Os conflitos foram identificados pelo bairro, empreendimento e Parque dos Búfalos (Quadro 1). Foi realizado um mapa de conflitos configurando cada eixo (bairro, empreendimento e parque), de acordo com o trabalho intersecretarial de parceria entre a Secretaria de Habitação e a Prefeitura de São Paulo.

Quadro 1
Mapa de conflitos socioambientais do território de Jardim Apurá.

O trabalho de rede contou com uma iniciativa da Secretaria de Habitação por meio do trabalho social pré e pós-ocupação, no começo de 2018, a fim de promover a participação social no melhoramento das condições de vida, dos direitos sociais e da sustentabilidade no gerenciamento dos empreendimentos habitacionais. No caso do Residencial Espanha, também foi adicionado o eixo ambiental, por se tratar de APRM-Billings.

O primeiro conflito detectado refere-se à questão da moradia. Ao longo desses anos, foi crescente a demanda da Secretaria de Habitação de negociação com a população das áreas escolhidas para o reassentamento. Muitas famílias recusam-se a morar no Espanha porque o apartamento não comporta toda a família, o qual contém apenas dois quartos, sala, cozinha e banheiro.

Outro conflito relativo à moradia foi o fato de algumas famílias não terem tido seus documentos aceitos no cadastramento da Caixa Econômica Federal, o que fez com que elas não fossem contempladas com novas moradias, pois o sistema indica que elas não possuem pré-requisitos. Isso gerou muito transtorno, pois há casos de famílias que viviam em meio a escombros, sem água nem energia elétrica, enquanto a situação não era averiguada, como no caso de quem mora na Favela da Fumaça, por exemplo.

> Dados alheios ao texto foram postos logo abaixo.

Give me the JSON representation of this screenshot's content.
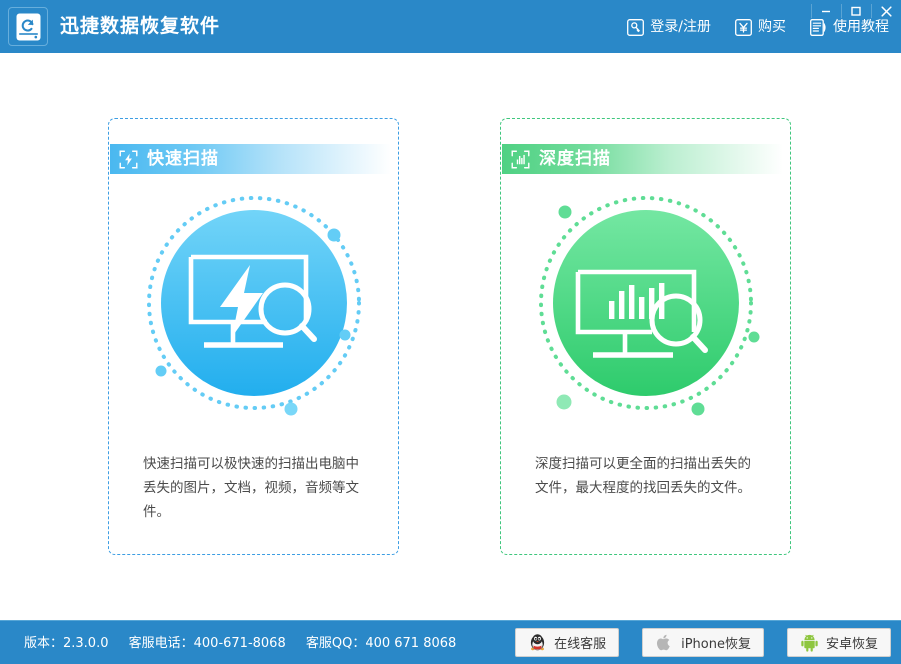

Segundo observações feitas principalmente pela equipe do atendimento social, as construções apresentaram alguns problemas construtivos, como mau acabamento de paredes, piso, instalações de encanamento, janelas e grades soltas, número de apartamentos trocados, interruptores, taludes encharcados, processos erosivos e afloramento das nascentes.

Uma demanda identificada em 2018 foi a falta de iluminação das ruas projetadas e vielas. O Departamento de Iluminação Pública tem escritório em cada subprefeitura e é responsável por toda a iluminação pública de São Paulo.

Até meados de 2019, esses problemas não haviam sido resolvidos, e a solução imediata foi manter os portões das vielas fechados. Essa solução não se mostrou muito eficaz, já que os cadeados e as grades foram estourados para permitir a passagem.

A mobilidade e o transporte também se configuram como conflitos identificados. Houve demanda pela instalação de novos pontos de ônibus e ampliação da frota, sinalização vertical e horizontal, além da construção de um terminal de transferência, previsto para a Estrada do Alvarenga, além da construção de ciclovias ou ciclofaixa. O que se conseguiu resolver foram os pontos de ônibus e o aumento da frota, porém o trânsito, que já era lastimável, piorou após a chegada dos novos moradores.

O estacionamento de veículos contém apenas 10% de vagas necessárias, ou seja, não há vagas suficientes para todas as pessoas. Essa regra está imposta no Programa Minha Casa Minha Vida, ou seja, os conjuntos habitacionais não têm obrigação de oferecer estacionamento para os moradores. Com isso, os carros ficam estacionados do lado de fora dos condomínios, na Rua David Perez, única via que conecta os bairros.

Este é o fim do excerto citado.